Un gruppo da rivedere in un live proprio, così da poterne apprezzare le capacità e godere appieno dell’emozione che i loro brani non mancano di suscitare.
(Loretta Briscione)
Giusto il tempo di una boccata d’aria, e qualche commento con amici con i quali ti eri dato il gancio, e altri che non ti aspettavi, e si torna a “tavola”. D’altra parte, se l’appetito in alcuni casi viene mangiando, la fame di musica è davvero impossibile sfamarla completamente. E questo, anche se il piatto forte della serata è una talentuosa autrice e chitarrista d’origine veronese ma trapiantata a Milano. E “talentuosa” è un termine che qui può stare solo per difetto, laddove sbalorditiva potrebbe essere quello più calzante. Perché, nonostante salga sul palco con il piglio affatto sbruffonesco dei suoi verdissimi 26 anni, fin dalla prima nota ti cattura con quella voce che riempie la sala senza inondarla, ma quasi fosse fatta di quei sassolini piccoli e smerigliati che in certe spiagge dalle coste rocciose ti si infilano, andando a colmare ogni interstizio, ogni piccolo spazio vuoto. E’ capace di “abbracciarti” così senza nemmeno fartelo un po’ presagire: Any Other – che al secolo porta il nome di Adele Nigro – mette in fila una dopo l’altra quasi tutte le canzoni contenute nel suo secondo eccellente album.

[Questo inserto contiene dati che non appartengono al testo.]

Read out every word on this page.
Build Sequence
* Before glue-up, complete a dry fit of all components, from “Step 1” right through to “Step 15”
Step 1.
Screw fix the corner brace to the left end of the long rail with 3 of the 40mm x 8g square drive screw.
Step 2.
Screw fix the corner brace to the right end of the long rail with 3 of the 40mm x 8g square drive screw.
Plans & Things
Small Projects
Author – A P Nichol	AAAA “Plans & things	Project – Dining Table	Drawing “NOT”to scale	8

Lavoro che, dal suo soffusamente ironico e introspettivo modo di essere, ha chiamato per l’appunto “Two, Geography”: una geografia fatta di spirito, investigazione del sé, navigazione del proprio essere e dei propri sentimenti. Capace di colpirti con questa dicotomia di personalità, che passa da quell’ironico e silenzioso modo di gestire il pubblico – che a fine concerto la porta a dire “questo è l’ultimo brano della serata e non farò bis…perché non farò bis” – a quella veemente (ma mai prepotente) personalità musicale, fatta di stile e capacità vocale, e di ricercato bilanciamento tra suoni decisi e silenzi musicali. Capace di scrivere musica costruendola su suoni testi e arrangiamenti mai banali e tutt’altro che piatti, nelle sue canzoni traspare di certo quel suo impegno sociale rivolto contro le discriminazioni di genere, un certo femminismo sempre un po’ presente, che fa della sua musica un attento e moderno sguardo sulle dinamiche muliebri contemporanee.
E’ piaciuta molto al pubblico della serata, tanto che si è avuta in certi momenti una percezione fisica della presenza di una dinamica fascinativa tra lei e gli spettatori, tale che in più di un caso la fine dei brani non combaciava immediatamente con l’inizio degli applausi, ma con un brevissimi silenzi che parevano eterni, a suggellare un senso di rapimento totalizzante. Nel mezzo della performance – in cui, come si diceva, ha eseguito praticamente tutti i brani del suo ultimo album datato 2018 – ci ha anche deliziati con due cover entrambe contenute in un EP uscito in giugno, dal nome “Four Covers”, tra cui “Lost Cause” di Beck.
Con tutto questo, Adele Nigro ci ha dimostrato come si possa confermare di essere davvero “delle musiciste più talentuose e determinate che ci siano in Italia oggi” (così come scritto dalla rivista Vice, e come confermato anche da parecchi altri critici) senza dover per forza essere una persona che si sovraespone, che si snatura. E’ un’artista la cui musica è sempre messa al primo posto, ma la cui anima melodica non si appiattisce ai canoni di una ricerca dello star system che, troppo spesso, deteriora i musicisti più giovani e il loro modo di ‘arrivare’ al pubblico. Mi sento davvero di consigliarvela. Se passa dalle vostre parti, andate ad ascoltare Any Other: la sua ‘geografia’ è davvero un piacere che travalica i confini dell’essere.